Figuring out how to structure, manage, and maintain your data science project is a series of non-trivial tasks that, if done correctly, can make your life much easier as your project unfolds and matures. Aiming for reproducibility adds an additional layer of complexity and difficulty, but can contribute to the longevity and credibility of a project.
Where can I find comprehensive resources on ensuring practical reproducibility and maintainability of data science projects?
Python project file structure (source: Build a Reproducible and Maintainable Data Science Project by Khuyen Tran)
Khuyen Tran has put together a fantastic resource in the free online book titled, rather appropriately, Building a Repeatable and Maintainable Data Science Project.
This book introduces Python tools for developing efficient workflows for repeatable and maintainable data science projects. We introduce the best practices and tools that allow data scientists to be able to adapt to the ever-increasing demand for complexity, while guaranteeing the reliability of their systems.
This all sounds good, you think, but what does it really mean? To get an overview of what the book offers, I suggest you take a quick look at Section 2.1, How to Structure a Data Science Project for Readability and Transparency. You’ll quickly understand how the book is structured, what it will cover, how it does it, and Tran’s appreciation for (and following) standards and best practices. You will find an easy to read, well structured and informative resource waiting for you.

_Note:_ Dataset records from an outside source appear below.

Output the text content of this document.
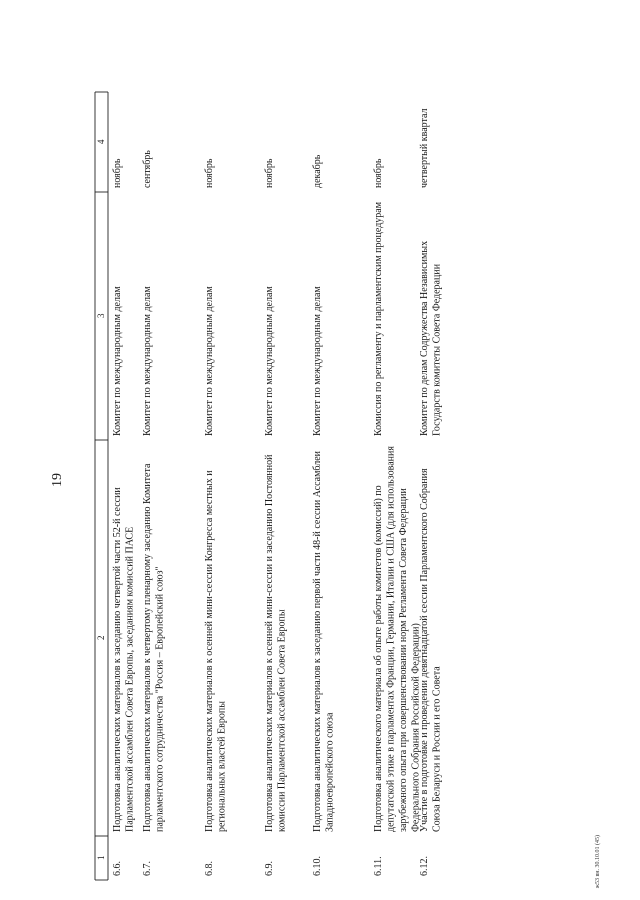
19
1
2
3
4
6.6.
Подготовка аналитических материалов к заседанию четвертой части 52-й сессии Парламентской ассамблеи Совета Европы, заседаниям комиссий ПАСЕ
Комитет по международным делам
ноябрь
6.7.
Подготовка аналитических материалов к четвертому пленарному заседанию Комитета парламентского сотрудничества "Россия – Европейский союз"
Комитет по международным делам
сентябрь
6.8.
Подготовка аналитических материалов к осенней мини-сессии Конгресса местных и региональных властей Европы
Комитет по международным делам
ноябрь
6.9.
Подготовка аналитических материалов к осенней мини-сессии и заседанию Постоянной комиссии Парламентской ассамблеи Совета Европы
Комитет по международным делам
ноябрь
6.10.
Подготовка аналитических материалов к заседанию первой части 48-й сессии Ассамблеи Западноевропейского союза
Комитет по международным делам
декабрь
6.11.
Подготовка аналитического материала об опыте работы комитетов (комиссий) по депутатской этике в парламентах Франции, Германии, Италии и США (для использования зарубежного опыта при совершенствовании норм Регламента Совета Федерации Федерального Собрания Российской Федерации)
Комиссия по регламенту и парламентским процедурам
ноябрь
6.12.
Участие в подготовке и проведении девятнадцатой сессии Парламентского Собрания Союза Беларуси и России и его Совета
Комитет по делам Содружества Независимых Государств комитеты Совета Федерации
четвертый квартал
ж53 вн. 30.10.01 (45)
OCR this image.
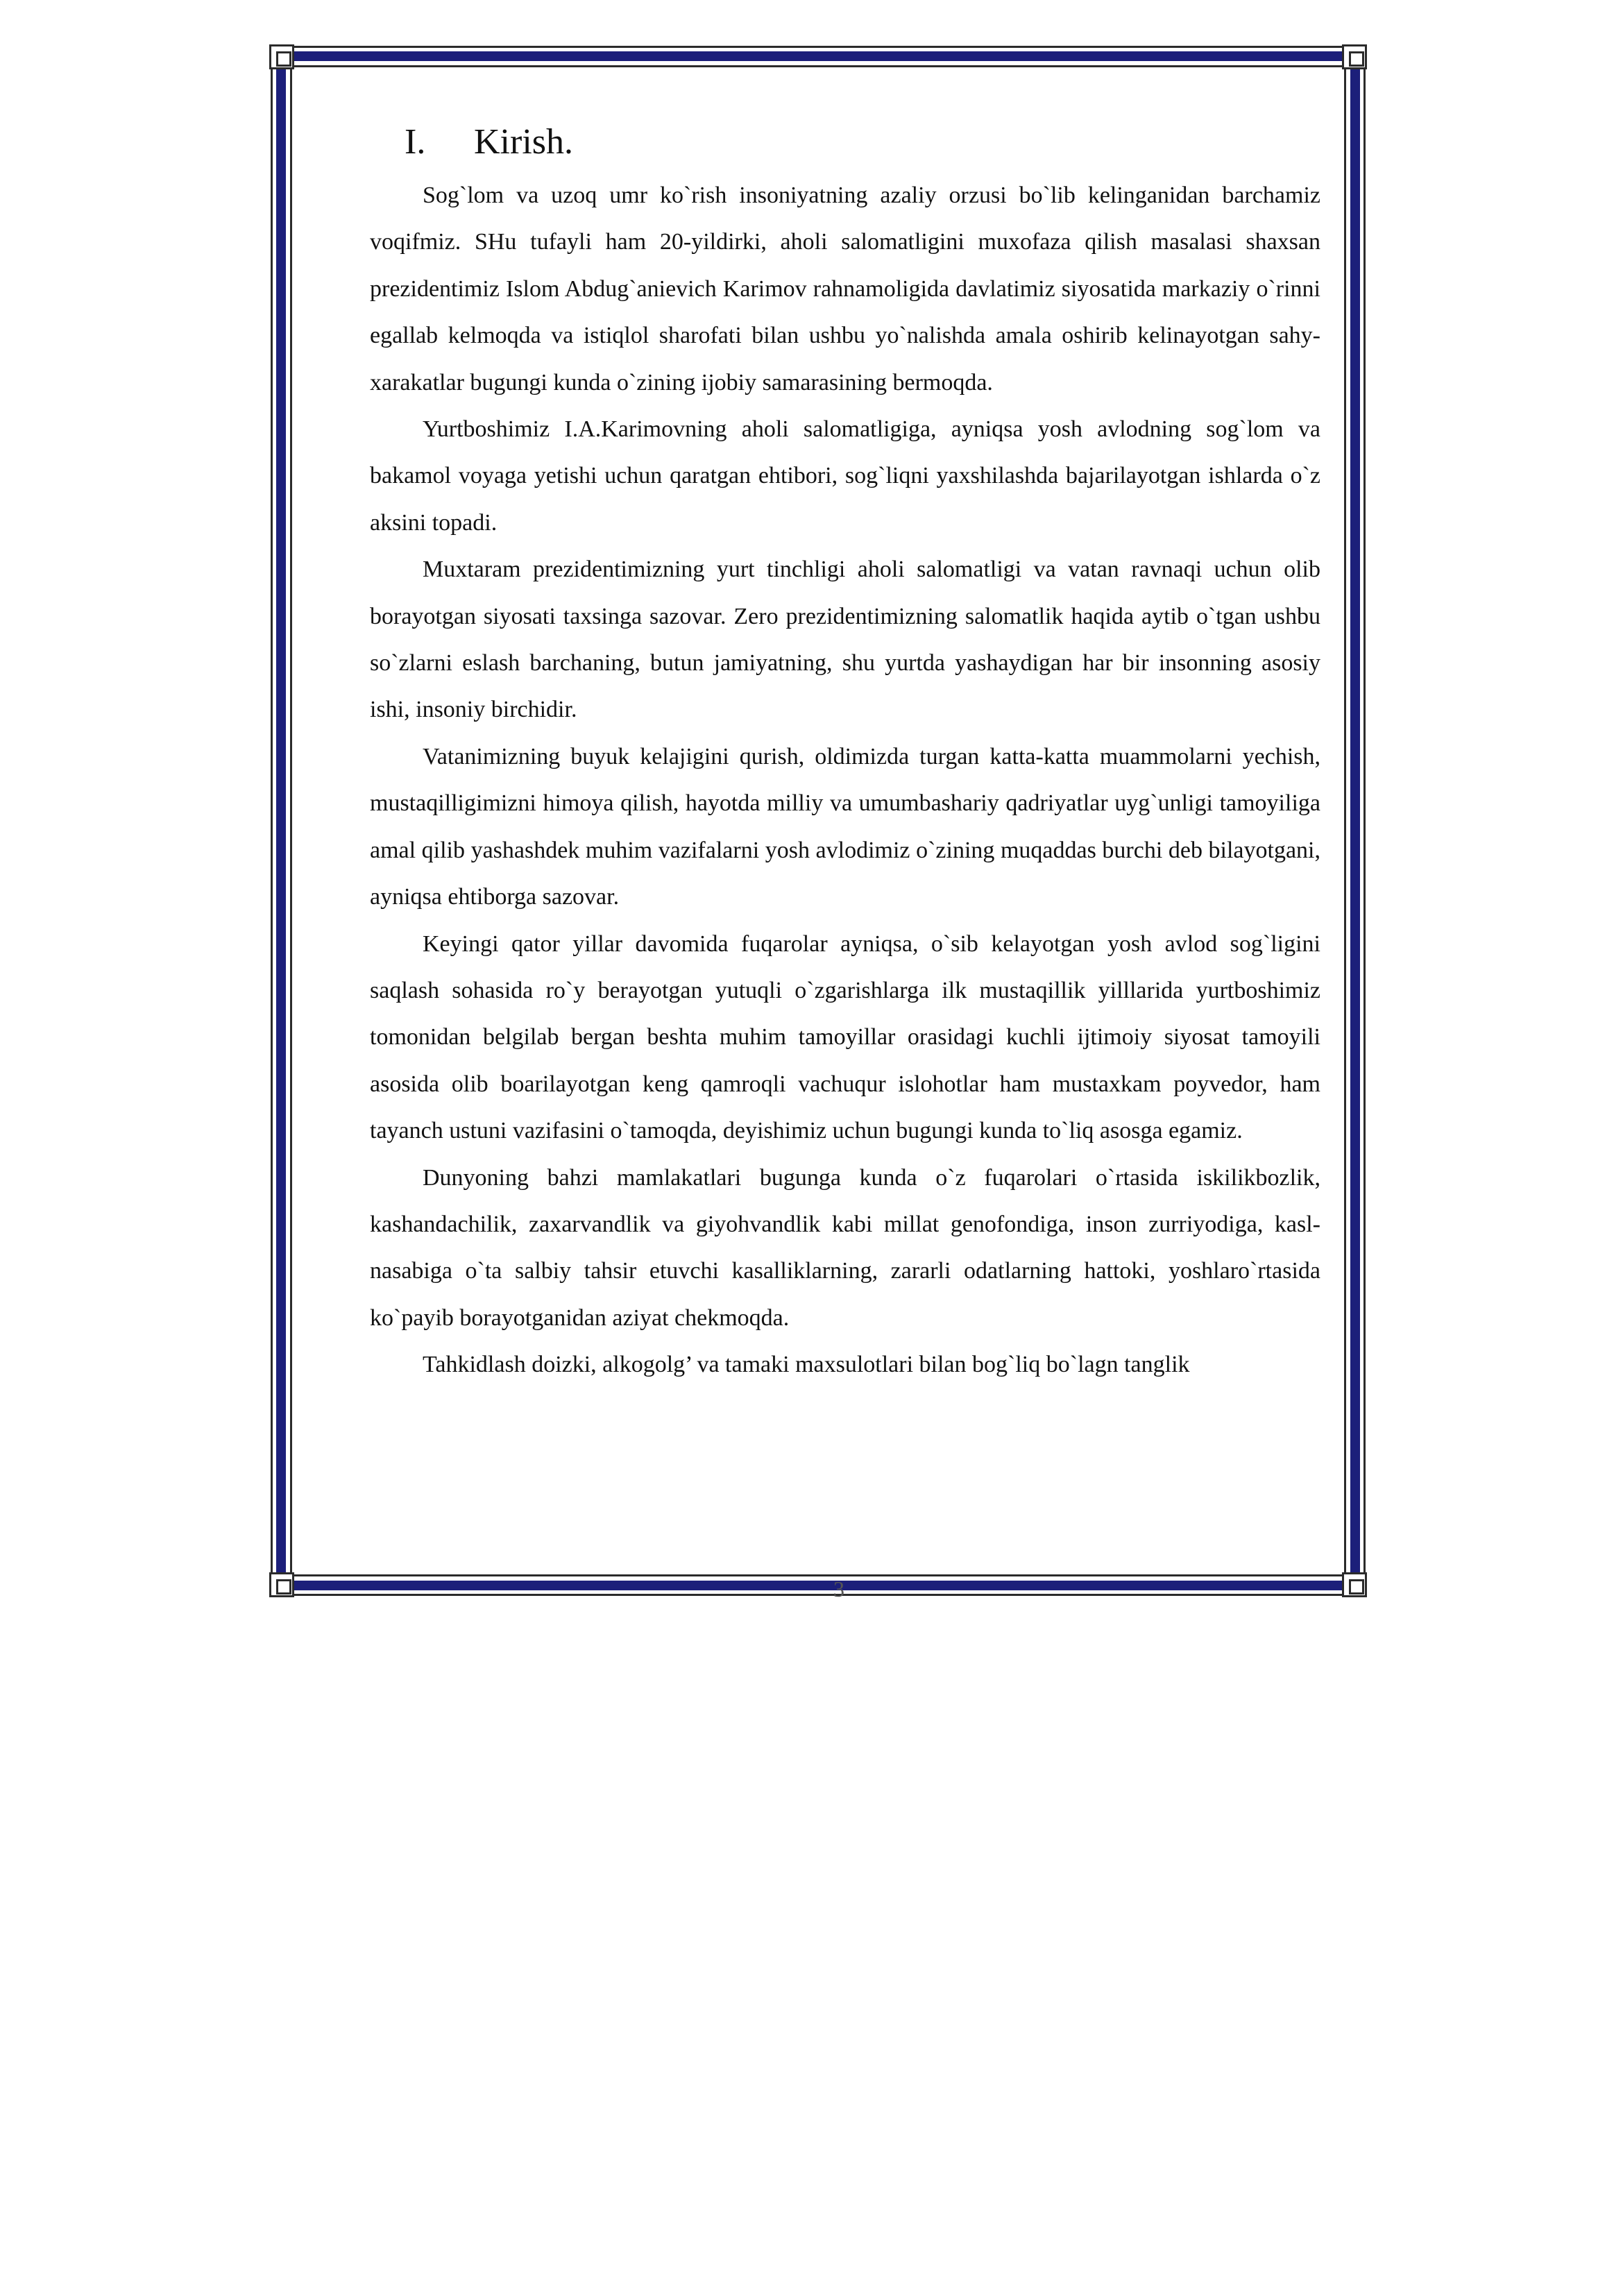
I.	Kirish.

Sog`lom va uzoq umr ko`rish insoniyatning azaliy orzusi bo`lib kelinganidan barchamiz voqifmiz. SHu tufayli ham 20-yildirki, aholi salomatligini muxofaza qilish masalasi shaxsan prezidentimiz Islom Abdug`anievich Karimov rahnamoligida davlatimiz siyosatida markaziy o`rinni egallab kelmoqda va istiqlol sharofati bilan ushbu yo`nalishda amala oshirib kelinayotgan sahy-xarakatlar bugungi kunda o`zining ijobiy samarasining bermoqda.

Yurtboshimiz I.A.Karimovning aholi salomatligiga, ayniqsa yosh avlodning sog`lom va bakamol voyaga yetishi uchun qaratgan ehtibori, sog`liqni yaxshilashda bajarilayotgan ishlarda o`z aksini topadi.

Muxtaram prezidentimizning yurt tinchligi aholi salomatligi va vatan ravnaqi uchun olib borayotgan siyosati taxsinga sazovar. Zero prezidentimizning salomatlik haqida aytib o`tgan ushbu so`zlarni eslash barchaning, butun jamiyatning, shu yurtda yashaydigan har bir insonning asosiy ishi, insoniy birchidir.

Vatanimizning buyuk kelajigini qurish, oldimizda turgan katta-katta muammolarni yechish, mustaqilligimizni himoya qilish, hayotda milliy va umumbashariy qadriyatlar uyg`unligi tamoyiliga amal qilib yashashdek muhim vazifalarni yosh avlodimiz o`zining muqaddas burchi deb bilayotgani, ayniqsa ehtiborga sazovar.

Keyingi qator yillar davomida fuqarolar ayniqsa, o`sib kelayotgan yosh avlod sog`ligini saqlash sohasida ro`y berayotgan yutuqli o`zgarishlarga ilk mustaqillik yilllarida yurtboshimiz tomonidan belgilab bergan beshta muhim tamoyillar orasidagi kuchli ijtimoiy siyosat tamoyili asosida olib boarilayotgan keng qamroqli vachuqur islohotlar ham mustaxkam poyvedor, ham tayanch ustuni vazifasini o`tamoqda, deyishimiz uchun bugungi kunda to`liq asosga egamiz.

Dunyoning bahzi mamlakatlari bugunga kunda o`z fuqarolari o`rtasida iskilikbozlik, kashandachilik, zaxarvandlik va giyohvandlik kabi millat genofondiga, inson zurriyodiga, kasl-nasabiga o`ta salbiy tahsir etuvchi kasalliklarning, zararli odatlarning hattoki, yoshlaro`rtasida ko`payib borayotganidan aziyat chekmoqda.

Tahkidlash doizki, alkogolg’ va tamaki maxsulotlari bilan bog`liq bo`lagn tanglik

3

Tran’s book and accompanying Data Science Cookie Cutter pattern rely on the following Python tools to achieve its goals:
- cookie cutter
- pre-commit plugins
- and more
I’m a big fan of poetry, so from the start I’m happy that Tran chose to use it in the project (NB: a pip version of the project exists for those who prefer). Poetry is a masterful Python dependency management tool with many features beyond pip. You can read more about poetry here.
Importance is also given to testing, configuration file management, project installation, data and template management, and code compliance and organization. In short, what you should do to ensure your code is reproducible and maintainable, Tran covers in this book. Not only are the concepts and practice covered, but the accompanying GitHub repository contains a project that helps complete the set of tasks.
Pre-Engagement Tasks (source: Build a Reproducible and Maintainable Data Science Project by Khuyen Tran)
Make sure your code conforms to the PEP-8 style guide? Covered.
Version your datasets and store them online? Check.
Delete notebook outputs before commits? Yes.
Document your code as you go? You bet!
Tran’s free online book is a useful resource for beginners and seasoned practitioners alike. Using the methods therein will certainly improve the reliability of your code, the maintainability of your implementations, and the reproducibility of your projects, while allowing for increased complexity.
Don’t let the aspects of your project over which you can have full control, namely structure and implementation, be your downfall; follow the plan detailed by Tran in this book to ensure that you build a repeatable and maintainable data science project.
Matthew Mayo (@mattmayo13) is a data scientist and the editor of KDnuggets, the leading online resource on data science and machine learning. His interests are in natural language processing, algorithm design and optimization, unsupervised learning, neural networks and automated approaches to machine learning. Matthew has a master’s degree in computer science and a graduate degree in data mining. It can be attached to editor1 at kdnuggets[dot]com.